Naturvation’s transdisciplinary work includes activities that support city-to-city learning and exchanges between governmental organisations, academia and other stakeholders. In this context, on 31 August 2018, Philipp Königer (landscape planner from Munich, Germany) visited Malmö (Sweden) to discuss how ecological compensation can be used as a tool to support nature-based solutions and contribute to the city’s ‘dense and green’ sustainability vision. While ecological compensation is part of the German legal planning system, Swedish cities are currently developing their own, local tools. The high level of commitment to developing such tools is due to a relative lack of environmental regulation and top-down guidance designed to support nature-based solutions.
Ecological compensation is a way to alleviate the negative impacts of new developments on urban ecosystem services; impacts are compensated for by providing new value within the same (or another) area. Compensation measures usually consist of restoring or establishing, and then managing, natural areas of value, such as nature reserves, wetlands or recreational areas. It is the last step in so-called ecological mitigation, which requires those who exploit the land to avoid, minimize or restore local impact on site before considering compensation.
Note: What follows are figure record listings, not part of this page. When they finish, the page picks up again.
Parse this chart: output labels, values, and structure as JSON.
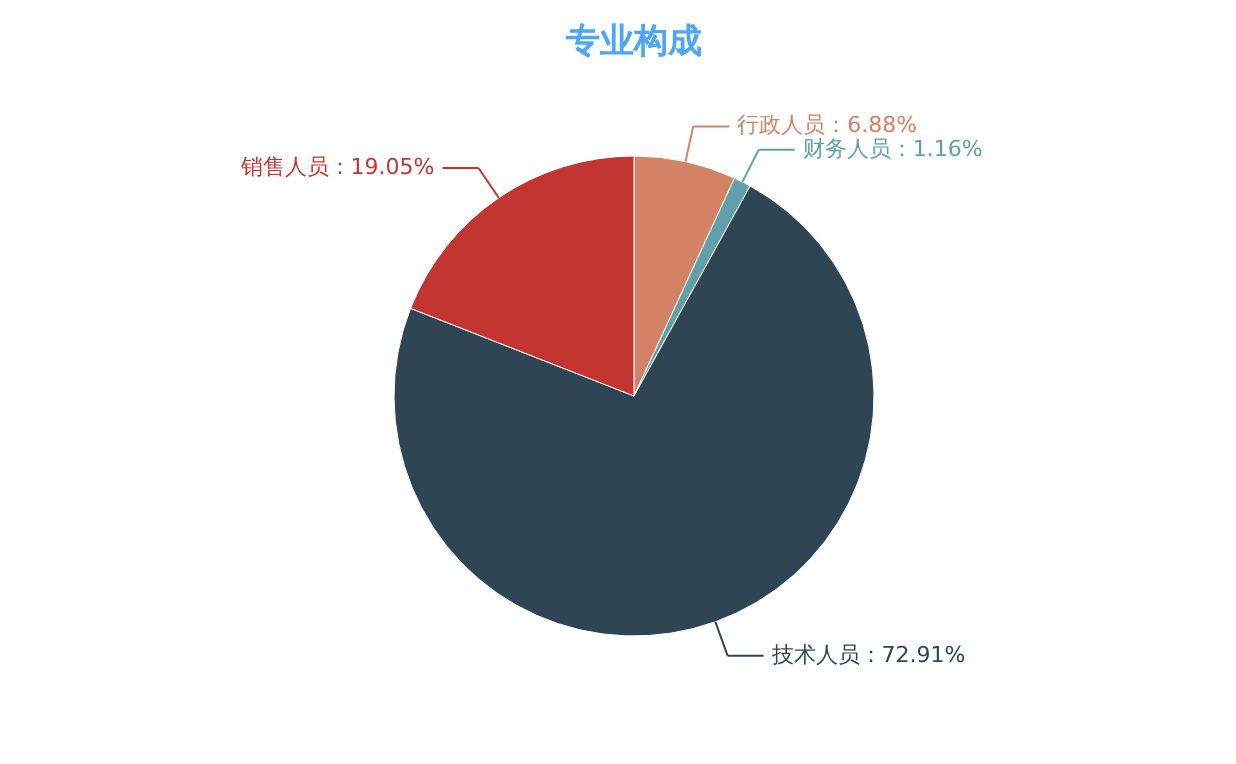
{
  "chart_data": {
    "type": "pie",
    "title": "专业构成",
    "categories": [
      "行政人员",
      "财务人员",
      "技术人员",
      "销售人员"
    ],
    "values": [
      6.88,
      1.16,
      72.91,
      19.05
    ],
    "colors": [
      "#d48265",
      "#61a0a8",
      "#2f4554",
      "#c23531"
    ],
    "value_labels": [
      "6.88%",
      "1.16%",
      "72.91%",
      "19.05%"
    ]
  }
}
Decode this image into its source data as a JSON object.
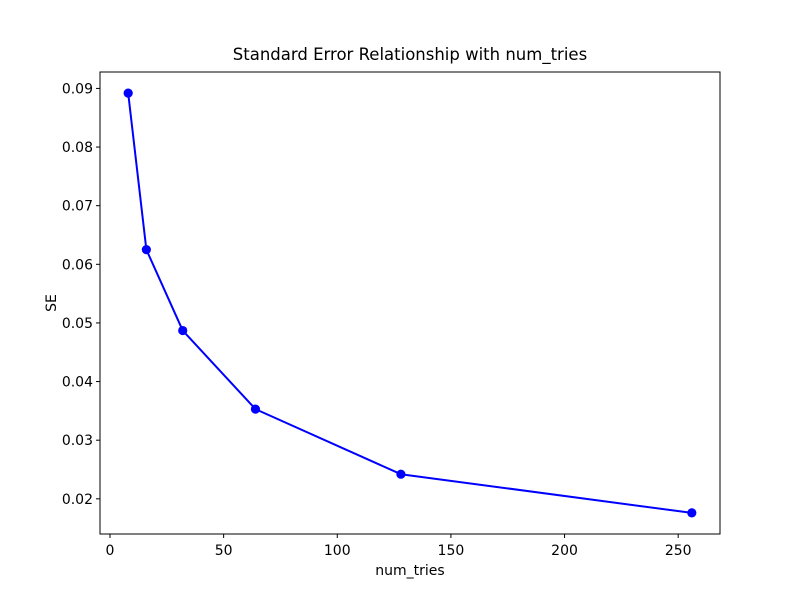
{
  "figure": {
    "background": "#ffffff",
    "text_color": "#000000",
    "spine_color": "#000000"
  },
  "chart_data": {
    "type": "line",
    "title": "Standard Error Relationship with num_tries",
    "xlabel": "num_tries",
    "ylabel": "SE",
    "x": [
      8,
      16,
      32,
      64,
      128,
      256
    ],
    "y": [
      0.0892,
      0.0625,
      0.0487,
      0.0353,
      0.0242,
      0.0176
    ],
    "line_color": "#0000ff",
    "marker": "circle",
    "marker_color": "#0000ff",
    "xlim": [
      -4.4,
      268.4
    ],
    "ylim": [
      0.014,
      0.0928
    ],
    "xticks": [
      0,
      50,
      100,
      150,
      200,
      250
    ],
    "yticks": [
      0.02,
      0.03,
      0.04,
      0.05,
      0.06,
      0.07,
      0.08,
      0.09
    ],
    "ytick_decimals": 2,
    "grid": false,
    "legend": "none"
  }
}
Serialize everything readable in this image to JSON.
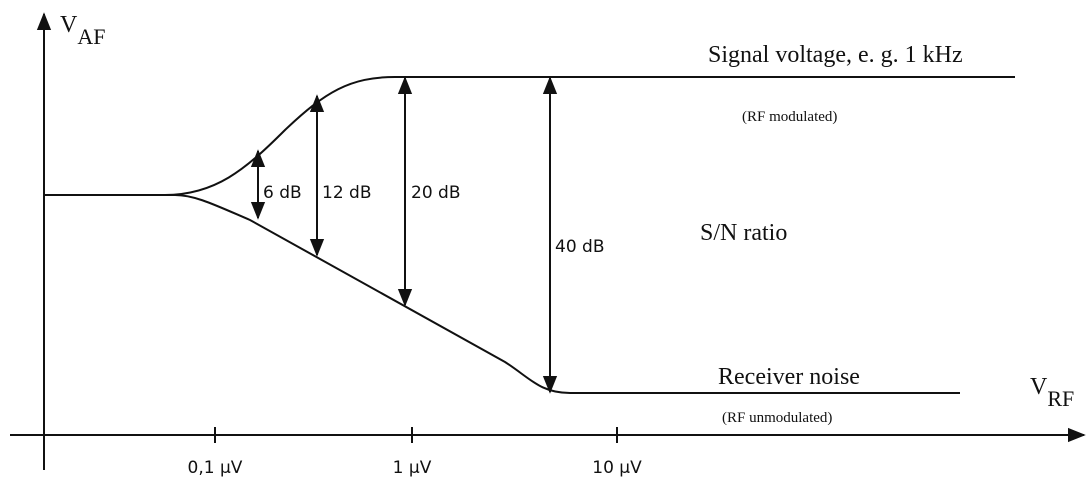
{
  "axes": {
    "y_label": {
      "main": "V",
      "sub": "AF"
    },
    "x_label": {
      "main": "V",
      "sub": "RF"
    }
  },
  "x_ticks": [
    "0,1 µV",
    "1 µV",
    "10 µV"
  ],
  "curves": {
    "signal": {
      "label": "Signal voltage, e. g. 1 kHz",
      "note": "(RF modulated)"
    },
    "noise": {
      "label": "Receiver noise",
      "note": "(RF unmodulated)"
    }
  },
  "levels": [
    "6 dB",
    "12 dB",
    "20 dB",
    "40 dB"
  ],
  "region_label": "S/N ratio"
}
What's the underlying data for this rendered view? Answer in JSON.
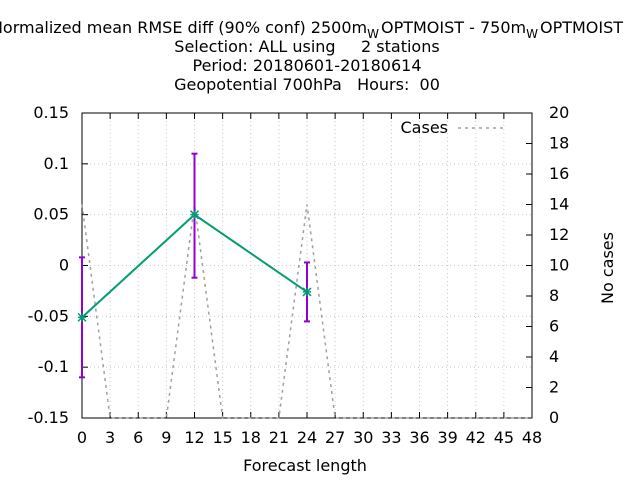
{
  "chart_data": {
    "type": "line",
    "title": {
      "line1_part1": "Normalized mean RMSE diff (90% conf) 2500m",
      "line1_sub1": "W",
      "line1_part2": "OPTMOIST - 750m",
      "line1_sub2": "W",
      "line1_part3": "OPTMOIST",
      "line2": "Selection: ALL using     2 stations",
      "line3": "Period: 20180601-20180614",
      "line4": "Geopotential 700hPa   Hours:  00"
    },
    "xlabel": "Forecast length",
    "ylabel": "",
    "y2label": "No cases",
    "xlim": [
      0,
      48
    ],
    "ylim": [
      -0.15,
      0.15
    ],
    "y2lim": [
      0,
      20
    ],
    "xticks": [
      "0",
      "3",
      "6",
      "9",
      "12",
      "15",
      "18",
      "21",
      "24",
      "27",
      "30",
      "33",
      "36",
      "39",
      "42",
      "45",
      "48"
    ],
    "yticks": [
      "0.15",
      "0.1",
      "0.05",
      "0",
      "-0.05",
      "-0.1",
      "-0.15"
    ],
    "y2ticks": [
      "20",
      "18",
      "16",
      "14",
      "12",
      "10",
      "8",
      "6",
      "4",
      "2",
      "0"
    ],
    "grid": true,
    "legend_position": "top-right",
    "series": [
      {
        "name": "",
        "kind": "line-with-errorbars",
        "color": "#009e73",
        "errorbar_color": "#9400d3",
        "x": [
          0,
          12,
          24
        ],
        "y": [
          -0.051,
          0.05,
          -0.026
        ],
        "err_low": [
          -0.11,
          -0.012,
          -0.055
        ],
        "err_high": [
          0.008,
          0.11,
          0.003
        ]
      },
      {
        "name": "Cases",
        "kind": "dashed-line",
        "axis": "y2",
        "color": "#a0a0a0",
        "x": [
          0,
          3,
          6,
          9,
          12,
          15,
          18,
          21,
          24,
          27,
          30,
          33,
          36,
          39,
          42,
          45,
          48
        ],
        "y": [
          14,
          0,
          0,
          0,
          14,
          0,
          0,
          0,
          14,
          0,
          0,
          0,
          0,
          0,
          0,
          0,
          0
        ]
      }
    ]
  }
}
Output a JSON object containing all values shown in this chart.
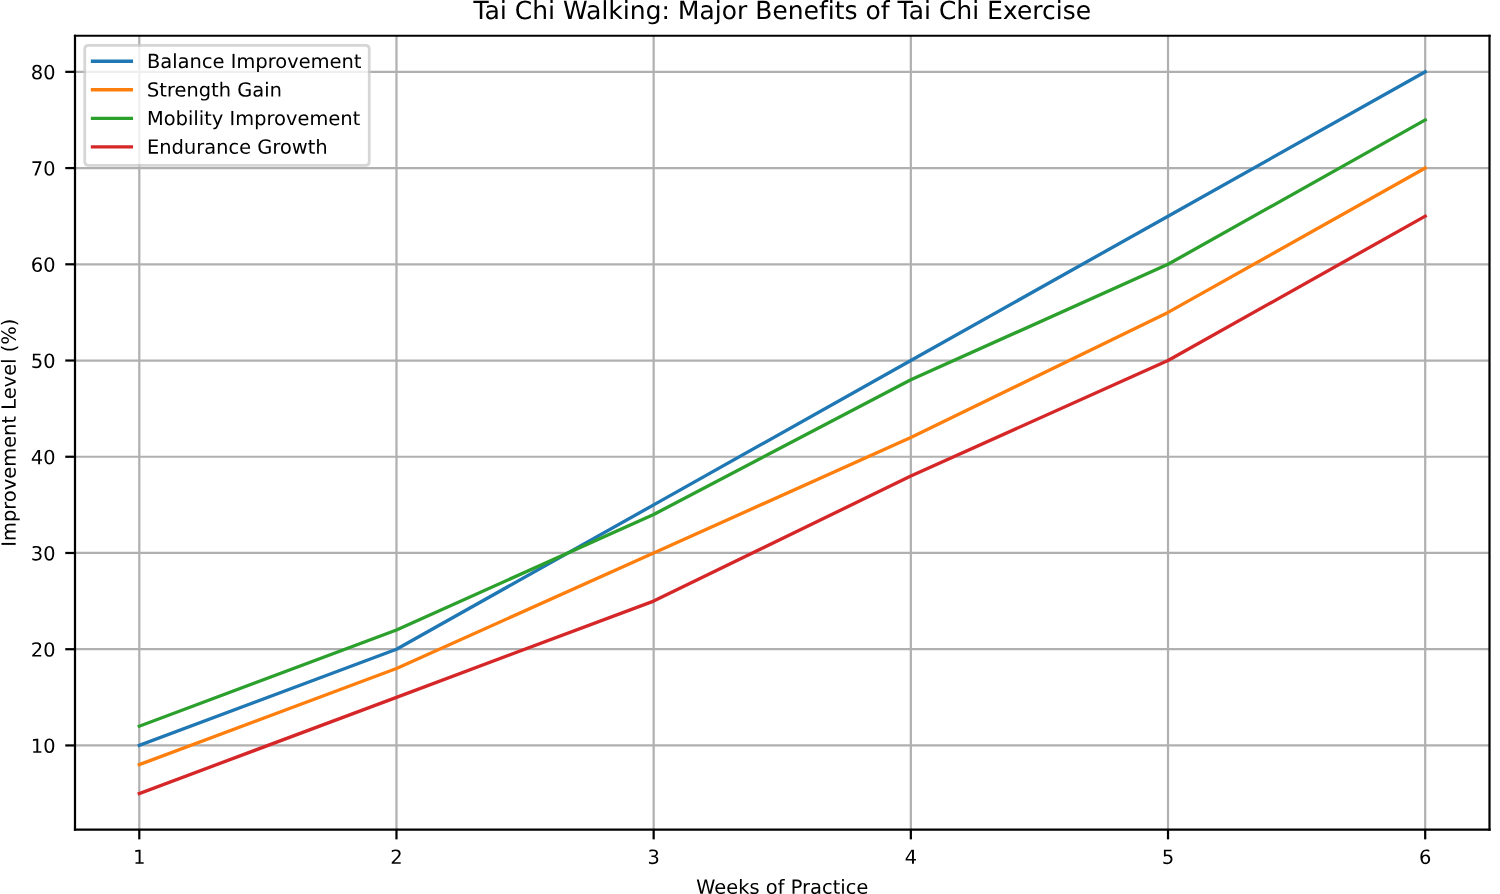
{
  "chart_data": {
    "type": "line",
    "title": "Tai Chi Walking: Major Benefits of Tai Chi Exercise",
    "xlabel": "Weeks of Practice",
    "ylabel": "Improvement Level (%)",
    "x": [
      1,
      2,
      3,
      4,
      5,
      6
    ],
    "series": [
      {
        "name": "Balance Improvement",
        "color": "#1f77b4",
        "values": [
          10,
          20,
          35,
          50,
          65,
          80
        ]
      },
      {
        "name": "Strength Gain",
        "color": "#ff7f0e",
        "values": [
          8,
          18,
          30,
          42,
          55,
          70
        ]
      },
      {
        "name": "Mobility Improvement",
        "color": "#2ca02c",
        "values": [
          12,
          22,
          34,
          48,
          60,
          75
        ]
      },
      {
        "name": "Endurance Growth",
        "color": "#d62728",
        "values": [
          5,
          15,
          25,
          38,
          50,
          65
        ]
      }
    ],
    "xlim": [
      0.75,
      6.25
    ],
    "xticks": [
      1,
      2,
      3,
      4,
      5,
      6
    ],
    "ylim": [
      1.25,
      83.75
    ],
    "yticks": [
      10,
      20,
      30,
      40,
      50,
      60,
      70,
      80
    ],
    "grid": true,
    "legend": "top left",
    "marker": "none",
    "line_style": "solid"
  }
}
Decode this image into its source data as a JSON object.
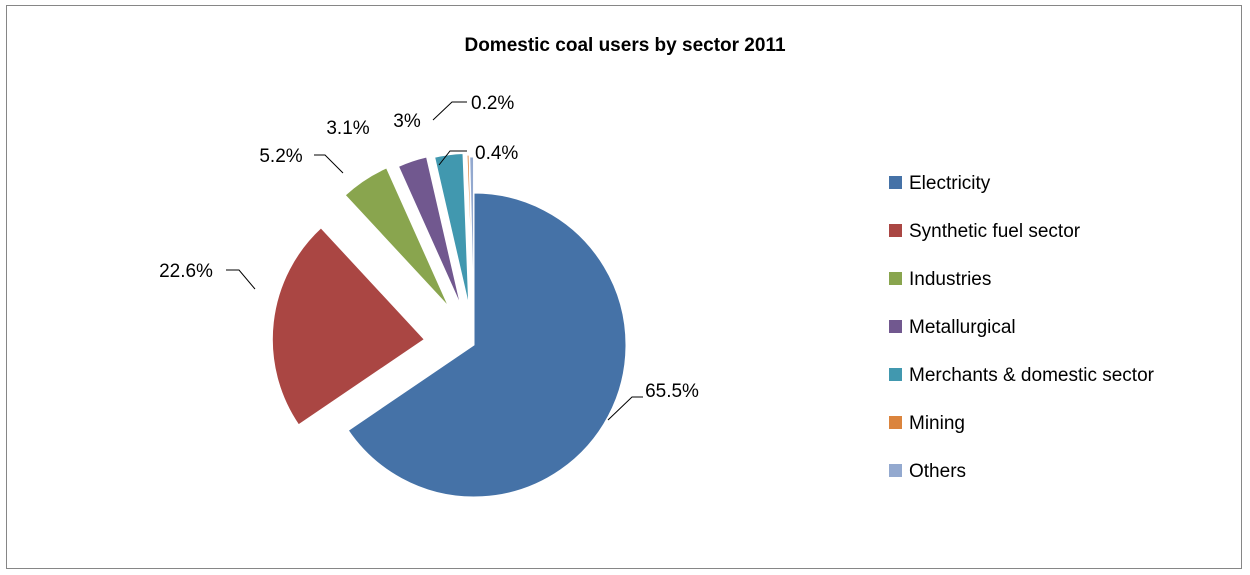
{
  "chart_data": {
    "type": "pie",
    "title": "Domestic coal users by sector 2011",
    "slices": [
      {
        "name": "Electricity",
        "value": 65.5,
        "label": "65.5%",
        "color": "#4572A7"
      },
      {
        "name": "Synthetic fuel sector",
        "value": 22.6,
        "label": "22.6%",
        "color": "#AA4643"
      },
      {
        "name": "Industries",
        "value": 5.2,
        "label": "5.2%",
        "color": "#89A54E"
      },
      {
        "name": "Metallurgical",
        "value": 3.1,
        "label": "3.1%",
        "color": "#71588F"
      },
      {
        "name": "Merchants & domestic sector",
        "value": 3.0,
        "label": "3%",
        "color": "#4198AF"
      },
      {
        "name": "Mining",
        "value": 0.2,
        "label": "0.2%",
        "color": "#DB843D"
      },
      {
        "name": "Others",
        "value": 0.4,
        "label": "0.4%",
        "color": "#93A9CF"
      }
    ],
    "legend_position": "right",
    "exploded": true
  }
}
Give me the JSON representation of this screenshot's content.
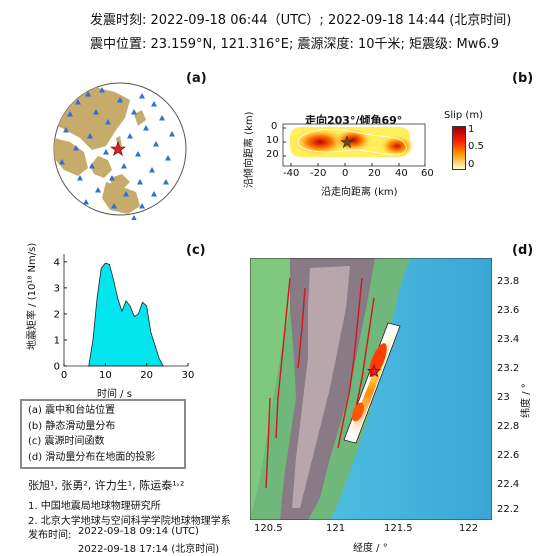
{
  "header": {
    "line1": "发震时刻: 2022-09-18 06:44（UTC）;   2022-09-18  14:44 (北京时间)",
    "line2": "震中位置: 23.159°N,  121.316°E;   震源深度: 10千米; 矩震级: Mw6.9"
  },
  "panels": {
    "a": "(a)",
    "b": "(b)",
    "c": "(c)",
    "d": "(d)"
  },
  "panel_b": {
    "title": "走向203°/倾角69°",
    "xlabel": "沿走向距离 (km)",
    "ylabel": "沿倾向距离 (km)",
    "colorbar_label": "Slip (m)",
    "colorbar_ticks": [
      "1",
      "0.5",
      "0"
    ],
    "x_ticks": [
      "-40",
      "-20",
      "0",
      "20",
      "40",
      "60"
    ],
    "y_ticks": [
      "0",
      "10",
      "20"
    ],
    "colors": {
      "low": "#ffffcc",
      "mid": "#ff8c00",
      "high": "#b00000"
    }
  },
  "panel_c": {
    "xlabel": "时间 / s",
    "ylabel": "地震矩率 / (10¹⁸ Nm/s)",
    "x_ticks": [
      "0",
      "10",
      "20",
      "30"
    ],
    "y_ticks": [
      "0",
      "1",
      "2",
      "3",
      "4"
    ],
    "fill_color": "#00e5ee"
  },
  "chart_data": {
    "type": "area",
    "title": "",
    "xlabel": "时间 / s",
    "ylabel": "地震矩率 / (10¹⁸ Nm/s)",
    "x": [
      6,
      7,
      8,
      9,
      10,
      11,
      12,
      13,
      14,
      15,
      16,
      17,
      18,
      19,
      20,
      21,
      22,
      23,
      24
    ],
    "values": [
      0,
      1.0,
      2.6,
      3.75,
      3.95,
      3.9,
      3.3,
      2.6,
      2.1,
      2.5,
      2.3,
      1.9,
      2.0,
      2.45,
      2.3,
      1.3,
      0.8,
      0.3,
      0
    ],
    "xlim": [
      0,
      30
    ],
    "ylim": [
      0,
      4.3
    ]
  },
  "panel_d": {
    "xlabel": "经度 / °",
    "ylabel": "纬度 / °",
    "x_ticks": [
      "120.5",
      "121",
      "121.5",
      "122"
    ],
    "y_ticks": [
      "23.8",
      "23.6",
      "23.4",
      "23.2",
      "23",
      "22.8",
      "22.6",
      "22.4",
      "22.2"
    ]
  },
  "legend": {
    "items": [
      "(a) 震中和台站位置",
      "(b) 静态滑动量分布",
      "(c) 震源时间函数",
      "(d) 滑动量分布在地面的投影"
    ]
  },
  "credits": {
    "authors": "张旭¹, 张勇², 许力生¹, 陈运泰¹˒²",
    "affil1": "1. 中国地震局地球物理研究所",
    "affil2": "2. 北京大学地球与空间科学学院地球物理学系",
    "release_label": "发布时间:",
    "release_utc": "2022-09-18  09:14 (UTC)",
    "release_bj": "2022-09-18  17:14 (北京时间)"
  }
}
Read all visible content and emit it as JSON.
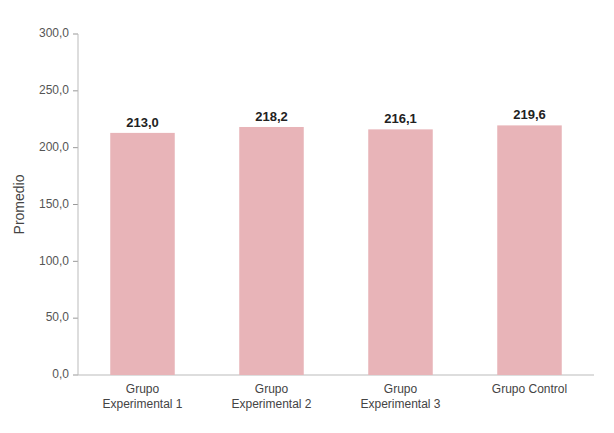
{
  "chart_data": {
    "type": "bar",
    "categories": [
      "Grupo\nExperimental 1",
      "Grupo\nExperimental 2",
      "Grupo\nExperimental 3",
      "Grupo Control"
    ],
    "values": [
      213.0,
      218.2,
      216.1,
      219.6
    ],
    "value_labels": [
      "213,0",
      "218,2",
      "216,1",
      "219,6"
    ],
    "data_labels": true,
    "color": "#e8b4b8",
    "ylabel": "Promedio",
    "ylim": [
      0,
      300
    ],
    "yticks": [
      {
        "value": 0,
        "label": "0,0"
      },
      {
        "value": 50,
        "label": "50,0"
      },
      {
        "value": 100,
        "label": "100,0"
      },
      {
        "value": 150,
        "label": "150,0"
      },
      {
        "value": 200,
        "label": "200,0"
      },
      {
        "value": 250,
        "label": "250,0"
      },
      {
        "value": 300,
        "label": "300,0"
      }
    ],
    "grid": false
  }
}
Naturvation is built on a transdisciplinary effort that brings together the project’s work programmes and six Urban-Regional Innovation Partnerships (URIPs). The six URIPS are located in Barcelona (Spain), Győr (Hungary), Leipzig (Germany), Malmö (Sweden), Newcastle (United Kingdom), and Utrecht (The Netherlands). Each is convened by a municipal representative and involves stakeholders from a range of organisations, including utilities, urban developers, conservation organisations, community groups, and local businesses who are engaged in nature-based solutions and who work alongside the project’s research team.
Both URIPs and the project’s overall transdisciplinary approach are supported by ICLEI, together with a direct contact point between the URIPs and work programmes, and three knowledge brokers. Knowledge brokers are intermediaries (organizations or a person). They aim to develop relationships and networks with, among, and between producers and users of knowledge by providing linkages, knowledge sources, or knowledge itself (e.g. technical know-how, research results) to members of the network.
Knowledge brokerage is supposed to be more than a simple question-and-answer game: it is a process of co-creating and re-framing knowledge. Related roles have emerged only recently through practice and in applied research. NATURVATION sees this as an opportunity, rather than a limitation, to create new ways to communicate, fostering openness and flexibility that supports nature-based solutions. Philipp Königer’s visit to Malmö is one of the outcomes of these efforts, and we look forward to more to come.
Christine Wamsler is Professor at Lund University Centre for Sustainability Studies (LUCSUS) and knowledge broker within the Naturvation project.